Re-selection using G4-SLSELEX-Seq uncovers G4-specific targeting L-RNA aptamers with unique structure features
Tianying Wu1, Chun Kit Kwok1,2,*
1Department of Chemistry and State Key Laboratory of Marine Pollution, City University of Hong Kong, Kowloon Tong, Hong Kong SAR 999077, China
2Shenzhen Research Institute of City University of Hong Kong, Shenzhen 518057, China
G-quadruplexes (G4s) are non-canonical nucleic acid structures that can adopt different folding topologies, including parallel, anti-parallel and hybrid conformations. G4-containing L-RNA aptamers have shown promise in binding various G4 targets and regulating G4-mediated gene expression. However, aptamers for selectively targeting specific G4 conformations are still limited. The binding motif structure of aptamers also needs to be broadened to enhance selectivity. To further investigate the structure diversity of L-RNA aptamer for enhanced selectivity toward specific G4 conformations, we carried out re-selection of the binding motif of existing G4-containing L-RNA aptamer. Here, we developed a new G-triplex L-RNA aptamer, L-Apt.G3, by using G4-stem-loop(SL)SELEX-Seq. We demonstrated that L-Apt.G3 exhibited strong binding affinity and selectivity to G4 targets with parallel and antiparallel conformations.
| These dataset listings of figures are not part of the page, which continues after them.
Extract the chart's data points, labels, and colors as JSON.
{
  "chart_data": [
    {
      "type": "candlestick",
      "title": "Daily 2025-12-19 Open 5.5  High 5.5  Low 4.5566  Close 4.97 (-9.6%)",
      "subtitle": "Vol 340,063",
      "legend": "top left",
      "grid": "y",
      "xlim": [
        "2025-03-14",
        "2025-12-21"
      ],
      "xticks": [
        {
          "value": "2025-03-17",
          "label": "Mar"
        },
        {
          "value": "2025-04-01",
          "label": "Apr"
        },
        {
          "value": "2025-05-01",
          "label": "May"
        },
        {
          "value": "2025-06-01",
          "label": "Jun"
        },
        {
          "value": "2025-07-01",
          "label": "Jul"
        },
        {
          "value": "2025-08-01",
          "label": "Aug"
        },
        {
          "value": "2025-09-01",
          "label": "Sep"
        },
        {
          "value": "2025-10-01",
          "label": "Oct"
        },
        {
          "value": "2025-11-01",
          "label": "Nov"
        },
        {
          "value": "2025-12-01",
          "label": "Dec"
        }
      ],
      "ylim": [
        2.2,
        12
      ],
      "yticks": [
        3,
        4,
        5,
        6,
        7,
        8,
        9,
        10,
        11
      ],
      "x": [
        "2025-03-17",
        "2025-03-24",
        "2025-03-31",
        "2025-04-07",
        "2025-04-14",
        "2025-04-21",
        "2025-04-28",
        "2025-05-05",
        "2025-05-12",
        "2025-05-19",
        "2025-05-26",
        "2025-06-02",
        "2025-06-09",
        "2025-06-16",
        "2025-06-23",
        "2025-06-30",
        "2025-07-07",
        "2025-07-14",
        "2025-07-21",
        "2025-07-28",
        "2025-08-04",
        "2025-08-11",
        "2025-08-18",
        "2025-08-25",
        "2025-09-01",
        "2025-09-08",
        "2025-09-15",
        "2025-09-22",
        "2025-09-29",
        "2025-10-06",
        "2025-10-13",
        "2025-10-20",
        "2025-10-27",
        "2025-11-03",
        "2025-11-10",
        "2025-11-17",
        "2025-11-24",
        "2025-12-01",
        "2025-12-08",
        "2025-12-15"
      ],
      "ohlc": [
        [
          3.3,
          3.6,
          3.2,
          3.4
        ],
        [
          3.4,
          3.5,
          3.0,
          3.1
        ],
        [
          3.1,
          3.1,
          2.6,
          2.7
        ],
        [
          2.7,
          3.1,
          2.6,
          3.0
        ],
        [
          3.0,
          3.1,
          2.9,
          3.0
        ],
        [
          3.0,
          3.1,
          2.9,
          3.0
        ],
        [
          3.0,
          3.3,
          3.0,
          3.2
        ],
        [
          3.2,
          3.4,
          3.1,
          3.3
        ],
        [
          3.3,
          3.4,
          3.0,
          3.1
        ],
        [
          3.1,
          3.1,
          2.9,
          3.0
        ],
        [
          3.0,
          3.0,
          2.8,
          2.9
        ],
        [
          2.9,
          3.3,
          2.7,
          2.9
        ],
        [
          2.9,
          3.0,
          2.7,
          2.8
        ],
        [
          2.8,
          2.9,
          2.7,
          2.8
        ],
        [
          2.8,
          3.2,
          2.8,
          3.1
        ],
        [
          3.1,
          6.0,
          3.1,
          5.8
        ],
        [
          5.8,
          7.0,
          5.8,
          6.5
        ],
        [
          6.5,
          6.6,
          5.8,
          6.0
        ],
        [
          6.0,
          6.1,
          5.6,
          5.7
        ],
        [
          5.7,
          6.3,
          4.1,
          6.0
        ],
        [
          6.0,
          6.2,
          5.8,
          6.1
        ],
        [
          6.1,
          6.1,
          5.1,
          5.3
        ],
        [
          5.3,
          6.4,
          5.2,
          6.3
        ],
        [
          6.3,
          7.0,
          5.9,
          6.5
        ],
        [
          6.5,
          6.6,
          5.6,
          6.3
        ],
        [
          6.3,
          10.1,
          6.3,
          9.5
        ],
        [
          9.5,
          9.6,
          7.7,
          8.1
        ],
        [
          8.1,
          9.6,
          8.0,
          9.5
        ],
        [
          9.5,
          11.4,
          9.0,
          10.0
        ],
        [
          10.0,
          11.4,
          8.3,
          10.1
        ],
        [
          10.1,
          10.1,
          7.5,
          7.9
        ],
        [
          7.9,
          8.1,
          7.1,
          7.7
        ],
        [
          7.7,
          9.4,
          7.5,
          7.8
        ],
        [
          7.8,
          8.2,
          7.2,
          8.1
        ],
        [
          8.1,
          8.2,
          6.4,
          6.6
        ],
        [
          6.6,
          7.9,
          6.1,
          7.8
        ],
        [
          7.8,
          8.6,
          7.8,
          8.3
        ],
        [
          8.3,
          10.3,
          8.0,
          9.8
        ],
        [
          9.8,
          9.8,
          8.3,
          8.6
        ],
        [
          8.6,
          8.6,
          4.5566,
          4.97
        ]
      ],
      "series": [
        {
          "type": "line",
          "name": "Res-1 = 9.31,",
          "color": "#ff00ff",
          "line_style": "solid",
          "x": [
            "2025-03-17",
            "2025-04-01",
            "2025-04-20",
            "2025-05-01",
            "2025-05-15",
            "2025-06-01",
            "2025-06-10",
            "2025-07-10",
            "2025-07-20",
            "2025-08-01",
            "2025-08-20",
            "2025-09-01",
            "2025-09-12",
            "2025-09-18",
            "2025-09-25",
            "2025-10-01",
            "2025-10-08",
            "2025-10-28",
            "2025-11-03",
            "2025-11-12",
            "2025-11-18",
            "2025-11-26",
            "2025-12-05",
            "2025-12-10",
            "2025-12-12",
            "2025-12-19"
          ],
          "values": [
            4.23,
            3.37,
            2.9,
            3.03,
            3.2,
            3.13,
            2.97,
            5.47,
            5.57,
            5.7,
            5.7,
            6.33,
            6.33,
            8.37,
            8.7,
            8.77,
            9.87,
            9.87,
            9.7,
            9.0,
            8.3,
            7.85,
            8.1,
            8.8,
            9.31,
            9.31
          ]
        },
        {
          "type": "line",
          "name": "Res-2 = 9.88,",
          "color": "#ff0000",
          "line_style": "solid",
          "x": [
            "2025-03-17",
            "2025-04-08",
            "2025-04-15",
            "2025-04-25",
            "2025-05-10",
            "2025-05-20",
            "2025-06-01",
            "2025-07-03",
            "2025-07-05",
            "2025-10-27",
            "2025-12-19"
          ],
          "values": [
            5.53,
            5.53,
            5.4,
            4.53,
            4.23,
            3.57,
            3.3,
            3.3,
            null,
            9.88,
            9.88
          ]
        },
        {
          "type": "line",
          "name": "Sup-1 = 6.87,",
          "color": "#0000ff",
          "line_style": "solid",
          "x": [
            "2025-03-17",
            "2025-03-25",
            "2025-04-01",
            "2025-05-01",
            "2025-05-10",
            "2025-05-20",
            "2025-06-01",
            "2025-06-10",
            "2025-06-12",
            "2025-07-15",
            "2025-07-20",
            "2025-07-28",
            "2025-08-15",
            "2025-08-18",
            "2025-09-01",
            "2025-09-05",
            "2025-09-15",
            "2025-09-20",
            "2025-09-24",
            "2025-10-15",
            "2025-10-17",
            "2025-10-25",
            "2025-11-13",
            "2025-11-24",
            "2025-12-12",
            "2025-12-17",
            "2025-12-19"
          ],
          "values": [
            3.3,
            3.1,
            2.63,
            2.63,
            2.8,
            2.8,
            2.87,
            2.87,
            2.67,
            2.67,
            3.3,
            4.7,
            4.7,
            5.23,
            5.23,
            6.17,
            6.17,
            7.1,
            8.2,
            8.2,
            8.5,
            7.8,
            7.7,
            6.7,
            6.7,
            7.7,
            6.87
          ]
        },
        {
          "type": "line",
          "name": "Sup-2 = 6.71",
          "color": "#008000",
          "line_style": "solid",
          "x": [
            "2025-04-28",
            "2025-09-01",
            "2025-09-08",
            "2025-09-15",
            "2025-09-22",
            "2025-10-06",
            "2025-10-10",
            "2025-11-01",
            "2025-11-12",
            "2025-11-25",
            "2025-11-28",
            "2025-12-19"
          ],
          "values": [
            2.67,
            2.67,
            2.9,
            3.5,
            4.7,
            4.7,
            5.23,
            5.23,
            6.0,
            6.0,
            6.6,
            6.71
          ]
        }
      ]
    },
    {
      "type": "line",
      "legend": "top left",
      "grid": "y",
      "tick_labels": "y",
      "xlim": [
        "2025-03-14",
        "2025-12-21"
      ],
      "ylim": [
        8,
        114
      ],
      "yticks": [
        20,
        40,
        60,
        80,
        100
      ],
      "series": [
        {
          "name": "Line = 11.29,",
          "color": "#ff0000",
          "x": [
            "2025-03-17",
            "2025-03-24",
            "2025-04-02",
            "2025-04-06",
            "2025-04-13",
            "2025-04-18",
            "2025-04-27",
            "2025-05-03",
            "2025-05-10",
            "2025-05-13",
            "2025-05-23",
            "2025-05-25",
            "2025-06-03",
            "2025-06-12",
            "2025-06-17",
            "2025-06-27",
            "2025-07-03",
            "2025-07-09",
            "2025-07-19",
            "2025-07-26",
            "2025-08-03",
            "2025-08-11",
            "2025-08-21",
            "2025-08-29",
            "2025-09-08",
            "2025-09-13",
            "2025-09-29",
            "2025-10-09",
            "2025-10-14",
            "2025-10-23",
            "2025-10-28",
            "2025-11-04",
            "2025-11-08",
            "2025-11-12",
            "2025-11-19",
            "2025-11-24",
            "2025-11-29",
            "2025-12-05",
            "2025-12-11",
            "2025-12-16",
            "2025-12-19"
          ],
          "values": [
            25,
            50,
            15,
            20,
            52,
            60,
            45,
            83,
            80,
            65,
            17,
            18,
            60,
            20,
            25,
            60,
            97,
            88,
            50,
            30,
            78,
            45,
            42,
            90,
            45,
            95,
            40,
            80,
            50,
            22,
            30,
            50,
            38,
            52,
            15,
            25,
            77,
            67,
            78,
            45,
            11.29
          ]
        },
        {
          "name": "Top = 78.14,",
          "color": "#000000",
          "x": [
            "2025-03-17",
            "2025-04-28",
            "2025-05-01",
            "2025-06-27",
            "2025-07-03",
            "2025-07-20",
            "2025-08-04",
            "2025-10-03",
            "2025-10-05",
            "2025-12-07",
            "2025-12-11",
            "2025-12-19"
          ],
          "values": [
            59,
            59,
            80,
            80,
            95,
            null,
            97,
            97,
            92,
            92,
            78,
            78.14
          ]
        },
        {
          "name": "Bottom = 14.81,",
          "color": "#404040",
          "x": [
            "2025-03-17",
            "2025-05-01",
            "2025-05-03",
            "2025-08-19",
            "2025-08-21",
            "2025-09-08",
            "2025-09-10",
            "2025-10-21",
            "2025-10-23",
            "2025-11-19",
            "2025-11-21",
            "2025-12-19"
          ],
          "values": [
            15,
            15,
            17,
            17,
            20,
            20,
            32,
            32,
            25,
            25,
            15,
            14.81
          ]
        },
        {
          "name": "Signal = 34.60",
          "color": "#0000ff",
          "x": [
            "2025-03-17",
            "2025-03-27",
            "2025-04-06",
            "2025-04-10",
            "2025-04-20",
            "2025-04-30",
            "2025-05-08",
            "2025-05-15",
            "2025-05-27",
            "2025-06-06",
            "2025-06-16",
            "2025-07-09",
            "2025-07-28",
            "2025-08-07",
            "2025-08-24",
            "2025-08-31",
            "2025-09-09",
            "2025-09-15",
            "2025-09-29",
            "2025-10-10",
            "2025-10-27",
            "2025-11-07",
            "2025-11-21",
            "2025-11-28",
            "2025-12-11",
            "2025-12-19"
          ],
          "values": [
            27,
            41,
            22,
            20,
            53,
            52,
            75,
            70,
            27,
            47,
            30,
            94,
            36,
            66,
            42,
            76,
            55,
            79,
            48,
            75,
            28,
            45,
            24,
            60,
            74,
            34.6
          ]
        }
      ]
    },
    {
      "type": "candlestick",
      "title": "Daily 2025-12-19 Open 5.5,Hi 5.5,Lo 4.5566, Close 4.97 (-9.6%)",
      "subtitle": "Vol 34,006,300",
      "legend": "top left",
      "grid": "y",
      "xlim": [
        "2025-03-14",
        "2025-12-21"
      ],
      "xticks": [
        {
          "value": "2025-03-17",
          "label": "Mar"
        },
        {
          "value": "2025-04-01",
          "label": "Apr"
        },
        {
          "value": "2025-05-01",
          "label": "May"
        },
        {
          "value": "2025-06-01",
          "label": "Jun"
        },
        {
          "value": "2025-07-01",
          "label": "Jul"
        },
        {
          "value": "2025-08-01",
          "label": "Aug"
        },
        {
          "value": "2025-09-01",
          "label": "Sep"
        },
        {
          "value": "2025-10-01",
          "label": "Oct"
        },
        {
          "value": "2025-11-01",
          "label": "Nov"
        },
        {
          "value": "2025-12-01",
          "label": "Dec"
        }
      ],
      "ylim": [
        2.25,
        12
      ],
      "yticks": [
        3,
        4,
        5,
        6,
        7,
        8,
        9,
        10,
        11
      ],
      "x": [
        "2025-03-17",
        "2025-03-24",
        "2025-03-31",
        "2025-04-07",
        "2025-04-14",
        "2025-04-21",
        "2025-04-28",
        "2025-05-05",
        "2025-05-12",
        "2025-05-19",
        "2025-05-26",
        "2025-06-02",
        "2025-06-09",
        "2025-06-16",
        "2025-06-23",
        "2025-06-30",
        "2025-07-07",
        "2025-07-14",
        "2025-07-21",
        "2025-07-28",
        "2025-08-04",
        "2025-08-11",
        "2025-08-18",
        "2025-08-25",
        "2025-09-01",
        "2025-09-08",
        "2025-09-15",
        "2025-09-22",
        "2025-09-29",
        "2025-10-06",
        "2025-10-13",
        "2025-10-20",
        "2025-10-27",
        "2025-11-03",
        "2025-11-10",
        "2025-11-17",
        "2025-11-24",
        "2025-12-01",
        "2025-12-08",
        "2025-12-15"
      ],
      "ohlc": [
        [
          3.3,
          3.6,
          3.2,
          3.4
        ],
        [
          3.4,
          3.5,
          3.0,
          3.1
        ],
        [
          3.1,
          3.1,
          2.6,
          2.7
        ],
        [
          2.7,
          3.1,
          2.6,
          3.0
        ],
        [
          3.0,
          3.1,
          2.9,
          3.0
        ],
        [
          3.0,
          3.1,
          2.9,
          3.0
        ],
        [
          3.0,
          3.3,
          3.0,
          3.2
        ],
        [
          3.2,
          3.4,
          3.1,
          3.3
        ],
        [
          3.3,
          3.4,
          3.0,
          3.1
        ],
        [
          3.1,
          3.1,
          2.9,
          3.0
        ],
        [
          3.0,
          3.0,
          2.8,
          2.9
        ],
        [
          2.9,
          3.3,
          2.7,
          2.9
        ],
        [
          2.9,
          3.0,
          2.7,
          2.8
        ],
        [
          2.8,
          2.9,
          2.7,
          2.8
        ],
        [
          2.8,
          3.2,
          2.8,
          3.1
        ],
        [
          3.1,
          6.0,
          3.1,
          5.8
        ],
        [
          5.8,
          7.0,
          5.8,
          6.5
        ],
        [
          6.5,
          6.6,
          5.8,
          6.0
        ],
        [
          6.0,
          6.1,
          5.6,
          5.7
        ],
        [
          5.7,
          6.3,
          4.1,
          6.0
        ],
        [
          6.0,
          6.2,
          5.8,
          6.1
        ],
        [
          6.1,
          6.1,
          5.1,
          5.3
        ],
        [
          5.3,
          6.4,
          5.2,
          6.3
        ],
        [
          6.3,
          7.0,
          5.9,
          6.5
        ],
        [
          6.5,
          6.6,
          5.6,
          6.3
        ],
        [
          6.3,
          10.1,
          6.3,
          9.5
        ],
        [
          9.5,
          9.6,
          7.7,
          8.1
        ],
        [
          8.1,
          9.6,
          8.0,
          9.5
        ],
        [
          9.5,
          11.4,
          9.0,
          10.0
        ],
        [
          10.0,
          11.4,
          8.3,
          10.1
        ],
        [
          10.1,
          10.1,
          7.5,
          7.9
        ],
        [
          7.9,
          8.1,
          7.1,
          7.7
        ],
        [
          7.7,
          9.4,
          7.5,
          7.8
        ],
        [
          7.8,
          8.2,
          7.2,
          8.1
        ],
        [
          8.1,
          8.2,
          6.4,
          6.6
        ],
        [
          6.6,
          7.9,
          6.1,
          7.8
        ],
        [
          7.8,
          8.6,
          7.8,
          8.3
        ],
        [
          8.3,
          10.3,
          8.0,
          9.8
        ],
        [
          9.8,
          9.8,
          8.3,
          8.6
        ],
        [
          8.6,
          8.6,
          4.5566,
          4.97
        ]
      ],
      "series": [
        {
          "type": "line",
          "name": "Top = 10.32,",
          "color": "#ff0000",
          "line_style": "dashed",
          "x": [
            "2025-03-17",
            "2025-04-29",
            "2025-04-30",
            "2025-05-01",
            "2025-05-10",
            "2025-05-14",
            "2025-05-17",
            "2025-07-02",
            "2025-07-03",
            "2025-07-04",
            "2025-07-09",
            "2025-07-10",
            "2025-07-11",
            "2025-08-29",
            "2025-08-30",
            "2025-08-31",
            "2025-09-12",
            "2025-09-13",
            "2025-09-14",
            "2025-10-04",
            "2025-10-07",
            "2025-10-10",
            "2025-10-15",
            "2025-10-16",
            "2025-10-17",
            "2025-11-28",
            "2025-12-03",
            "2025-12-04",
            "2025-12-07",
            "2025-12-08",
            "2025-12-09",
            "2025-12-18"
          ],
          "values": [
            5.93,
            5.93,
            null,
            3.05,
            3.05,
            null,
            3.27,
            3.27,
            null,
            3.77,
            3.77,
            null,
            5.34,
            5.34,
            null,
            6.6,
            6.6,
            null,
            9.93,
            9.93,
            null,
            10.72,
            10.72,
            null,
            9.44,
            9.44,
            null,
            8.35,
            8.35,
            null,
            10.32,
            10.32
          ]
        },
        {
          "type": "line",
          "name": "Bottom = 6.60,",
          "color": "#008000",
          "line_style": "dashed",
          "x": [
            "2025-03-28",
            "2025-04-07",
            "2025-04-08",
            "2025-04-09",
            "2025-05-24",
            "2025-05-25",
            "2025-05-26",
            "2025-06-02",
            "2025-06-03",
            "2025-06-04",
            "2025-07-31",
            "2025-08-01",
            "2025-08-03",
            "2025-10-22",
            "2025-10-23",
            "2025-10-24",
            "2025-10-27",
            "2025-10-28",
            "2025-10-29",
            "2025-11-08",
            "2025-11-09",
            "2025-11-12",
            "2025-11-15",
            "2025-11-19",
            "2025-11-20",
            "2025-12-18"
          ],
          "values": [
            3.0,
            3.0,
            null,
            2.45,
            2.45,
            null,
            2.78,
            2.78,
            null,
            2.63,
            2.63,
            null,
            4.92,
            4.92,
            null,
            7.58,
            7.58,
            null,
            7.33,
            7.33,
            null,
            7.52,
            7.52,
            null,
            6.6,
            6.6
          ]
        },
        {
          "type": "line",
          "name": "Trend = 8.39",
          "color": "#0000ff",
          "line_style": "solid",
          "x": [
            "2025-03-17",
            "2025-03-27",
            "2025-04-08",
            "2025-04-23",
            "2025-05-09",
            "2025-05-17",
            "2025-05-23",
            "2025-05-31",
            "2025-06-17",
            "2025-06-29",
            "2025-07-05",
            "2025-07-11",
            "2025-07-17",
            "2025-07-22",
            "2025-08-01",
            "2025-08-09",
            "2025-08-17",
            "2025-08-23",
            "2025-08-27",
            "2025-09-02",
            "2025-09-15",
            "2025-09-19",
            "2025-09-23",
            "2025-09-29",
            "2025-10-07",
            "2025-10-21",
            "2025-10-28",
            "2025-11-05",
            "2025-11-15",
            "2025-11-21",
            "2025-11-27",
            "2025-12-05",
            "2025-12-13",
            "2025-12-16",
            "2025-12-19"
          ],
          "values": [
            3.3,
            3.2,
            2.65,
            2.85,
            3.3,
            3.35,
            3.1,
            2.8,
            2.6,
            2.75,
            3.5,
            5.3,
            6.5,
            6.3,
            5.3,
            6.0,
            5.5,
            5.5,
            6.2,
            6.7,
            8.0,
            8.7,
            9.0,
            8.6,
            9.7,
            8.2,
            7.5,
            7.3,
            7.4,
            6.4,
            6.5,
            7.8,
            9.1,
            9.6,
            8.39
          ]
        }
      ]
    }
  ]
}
Spectroscopic analysis, mutagenesis analysis and structure probing assays verified that L-Apt.G3 possessed a nonconical G-triplex structure folding from three guanine runs which is a vital motif for G4 binding. Furthermore, L-Apt.G3 could interfere the interaction between c-kit 1 dG4 and G4-binding protein DHX36. This study provides insight into the promising prospects of G4-triplex-containing L-RNA aptamers for specific G4 targeting.